Sporting Memories Network (SMN) began with a simple notion – could a love of sport transcend the ravages of dementia? Could isolation among older people be tackled by using sport as the focus for reminiscence–based activities? The answer is a resounding yes. In two-and-a-half years, SMN has established more than 80 groups for older people, with a further 75 planned for the coming year, in sports clubs, libraries, care homes, NHS wards and sheltered accommodation. The network has developed specialised training and manuals for staff and volunteers as well as a sporting memories website with more than 3,000 stories from sports stars, sports fans and group participants to help trigger memories and conversation.
Today, we celebrate SMN's achievements along with the fizz and vibrancy of 49 other radicals whose work ranges from food to finance to technology and the environment, as well as much else besides. The common theme is innovation: putting familiar ingredients together in a different way, to meet a real need, propelled by imagination and that grit of persistence that turns an idea into a thriving and expanding project.

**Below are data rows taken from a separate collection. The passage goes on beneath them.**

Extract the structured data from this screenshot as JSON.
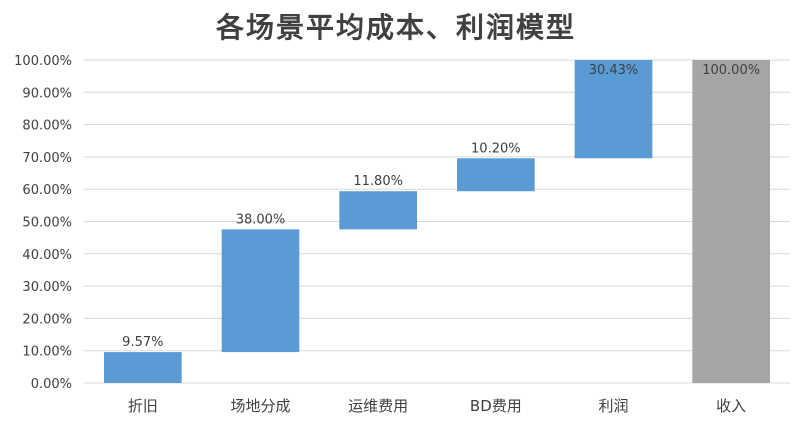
{
  "chart_data": {
    "type": "bar",
    "subtype": "waterfall",
    "title": "各场景平均成本、利润模型",
    "xlabel": "",
    "ylabel": "",
    "ylim": [
      0,
      100
    ],
    "y_tick_labels": [
      "0.00%",
      "10.00%",
      "20.00%",
      "30.00%",
      "40.00%",
      "50.00%",
      "60.00%",
      "70.00%",
      "80.00%",
      "90.00%",
      "100.00%"
    ],
    "y_ticks": [
      0,
      10,
      20,
      30,
      40,
      50,
      60,
      70,
      80,
      90,
      100
    ],
    "gridlines": true,
    "legend": "none",
    "categories": [
      "折旧",
      "场地分成",
      "运维费用",
      "BD费用",
      "利润",
      "收入"
    ],
    "bars": [
      {
        "category": "折旧",
        "base": 0,
        "top": 9.57,
        "label": "9.57%",
        "kind": "increment"
      },
      {
        "category": "场地分成",
        "base": 9.57,
        "top": 47.57,
        "label": "38.00%",
        "kind": "increment"
      },
      {
        "category": "运维费用",
        "base": 47.57,
        "top": 59.37,
        "label": "11.80%",
        "kind": "increment"
      },
      {
        "category": "BD费用",
        "base": 59.37,
        "top": 69.57,
        "label": "10.20%",
        "kind": "increment"
      },
      {
        "category": "利润",
        "base": 69.57,
        "top": 100,
        "label": "30.43%",
        "kind": "increment"
      },
      {
        "category": "收入",
        "base": 0,
        "top": 100,
        "label": "100.00%",
        "kind": "total"
      }
    ],
    "colors": {
      "increment": "#5b9bd5",
      "total": "#a5a5a5",
      "grid": "#d9d9d9",
      "text": "#404040"
    }
  }
}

The Observer and Nesta, the charity that promotes innovation, launched Britain's New Radicals in 2012. We had more than 200 entrants and we were encouraged by the response. Two years on, more than 1,000 applied or were nominated for the 2014 New Radicals. Many reached a superlative standard so the selection for the team of judges, who included scientist Nazneen Rahman, novelist Kamila Shamsie, Peter Holbrook, chief executive of Social Enterprise UK, and Radio 1 presenter Gemma Cairney, was challenging.
Some projects were excluded because they replicated similar ideas in the original 2012 50, or they duplicated a more advanced 2014 entry.

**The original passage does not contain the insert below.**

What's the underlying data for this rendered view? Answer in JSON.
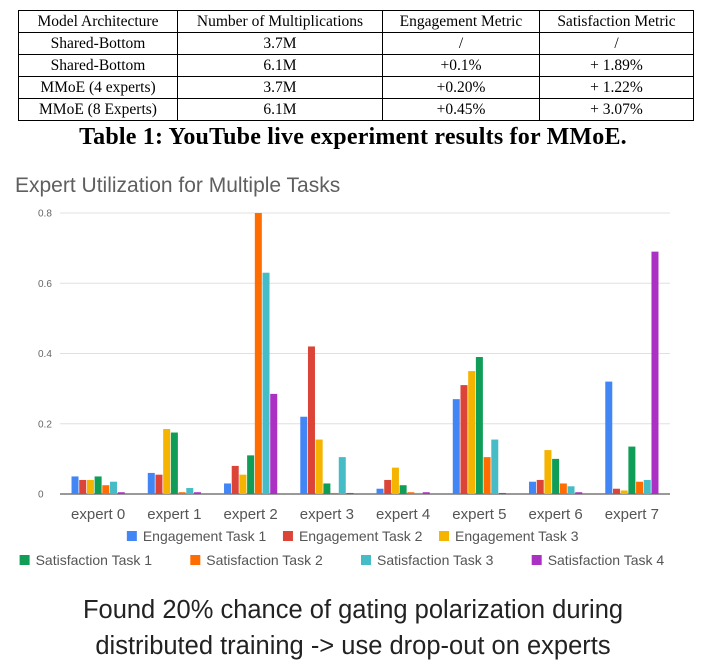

Schopenhauer said of an idea that initially may be derided for its simplicity or its ambition: "First, it is ridiculed. Second, it is violently opposed. Third, it is accepted as self-evident." Nesta recently published a list of 18 big ideas that have become part of our everyday lives. They include meals on wheels, the hospice movement, the Big Issue, first aid and fair trade. The internet has also opened the door to inventiveness – Wikipedia, Twitter, Facebook to name but three innovations. Sometimes, a particular set of circumstances needs to fall into place. Michael Young, for instance, one of the originators of the Open University, had to wait for television to bring further education to crack-of-dawn enthusiasts.
So what next for this year's Radicals? At a reception on 9 September, they will meet one another and the original radicals, many of whom have flourished and expanded. For instance, Rubies in the Rubble (now garlanded with even more awards), which turns imperfect or unwanted fruit and vegetables into chutney, employs the homeless and those struggling to get back into work. Nesta will give the network two years of support. It's hoped that these projects will germinate more ideas. What they all do in different ways is cross traditional boundaries, challenge bureaucracy, develop new relationships and recharge the batteries of communities, large and small, often depleted by the shrinking of the traditional sources of support, including trade unions, working men's clubs, churches and the Workers' Educational Association.

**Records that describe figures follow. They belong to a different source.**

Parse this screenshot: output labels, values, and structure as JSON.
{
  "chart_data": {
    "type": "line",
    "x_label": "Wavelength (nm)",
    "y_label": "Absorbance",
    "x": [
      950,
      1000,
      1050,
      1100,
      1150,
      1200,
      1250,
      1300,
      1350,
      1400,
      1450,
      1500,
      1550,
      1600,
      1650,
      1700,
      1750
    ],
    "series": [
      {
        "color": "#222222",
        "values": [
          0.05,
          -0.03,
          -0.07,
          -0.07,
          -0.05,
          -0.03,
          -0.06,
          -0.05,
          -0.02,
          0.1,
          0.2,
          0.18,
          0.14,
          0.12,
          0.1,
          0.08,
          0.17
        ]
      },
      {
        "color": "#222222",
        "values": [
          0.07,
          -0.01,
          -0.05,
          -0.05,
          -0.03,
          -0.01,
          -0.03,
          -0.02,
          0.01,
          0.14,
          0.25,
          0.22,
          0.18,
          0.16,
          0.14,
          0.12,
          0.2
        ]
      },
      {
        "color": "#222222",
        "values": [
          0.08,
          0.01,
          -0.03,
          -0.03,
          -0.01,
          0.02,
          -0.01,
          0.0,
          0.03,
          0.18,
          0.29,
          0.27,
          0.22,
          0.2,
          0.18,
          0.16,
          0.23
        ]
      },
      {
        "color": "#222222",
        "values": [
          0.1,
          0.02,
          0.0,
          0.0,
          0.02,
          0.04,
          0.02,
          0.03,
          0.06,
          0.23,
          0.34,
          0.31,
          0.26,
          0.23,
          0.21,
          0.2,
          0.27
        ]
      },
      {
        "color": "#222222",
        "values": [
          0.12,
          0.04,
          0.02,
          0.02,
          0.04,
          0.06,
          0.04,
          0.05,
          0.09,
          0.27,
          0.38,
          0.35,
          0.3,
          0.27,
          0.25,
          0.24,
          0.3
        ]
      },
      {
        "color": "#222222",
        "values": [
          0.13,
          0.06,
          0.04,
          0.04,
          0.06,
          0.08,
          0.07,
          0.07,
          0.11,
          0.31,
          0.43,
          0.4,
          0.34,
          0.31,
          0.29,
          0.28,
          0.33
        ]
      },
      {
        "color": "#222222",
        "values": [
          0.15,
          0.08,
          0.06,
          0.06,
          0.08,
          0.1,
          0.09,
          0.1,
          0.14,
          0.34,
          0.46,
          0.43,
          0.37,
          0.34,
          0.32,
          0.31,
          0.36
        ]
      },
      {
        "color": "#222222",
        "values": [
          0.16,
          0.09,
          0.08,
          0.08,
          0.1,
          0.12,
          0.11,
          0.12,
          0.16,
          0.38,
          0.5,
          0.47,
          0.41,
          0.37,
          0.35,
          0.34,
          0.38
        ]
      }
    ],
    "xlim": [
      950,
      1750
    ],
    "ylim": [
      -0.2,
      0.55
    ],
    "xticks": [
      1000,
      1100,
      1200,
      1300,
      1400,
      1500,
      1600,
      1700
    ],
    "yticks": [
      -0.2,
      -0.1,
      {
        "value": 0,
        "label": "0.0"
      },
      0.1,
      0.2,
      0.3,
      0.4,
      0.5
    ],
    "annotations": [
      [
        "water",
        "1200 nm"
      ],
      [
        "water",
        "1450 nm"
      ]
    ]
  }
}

Austerity has an enormous downside but necessity often triggers the leaps of faith that produce surprisingly effective projects that get by on little more than the commitment of their founders. At a time when celebrity culture and an addiction to fame for its own sake, rather than as a byproduct of achievement, are dominant features in society, we hope that it's refreshing and reaffirming to read how armies of people in so many different ways are making a genuine difference to others because they believe they can and because they care.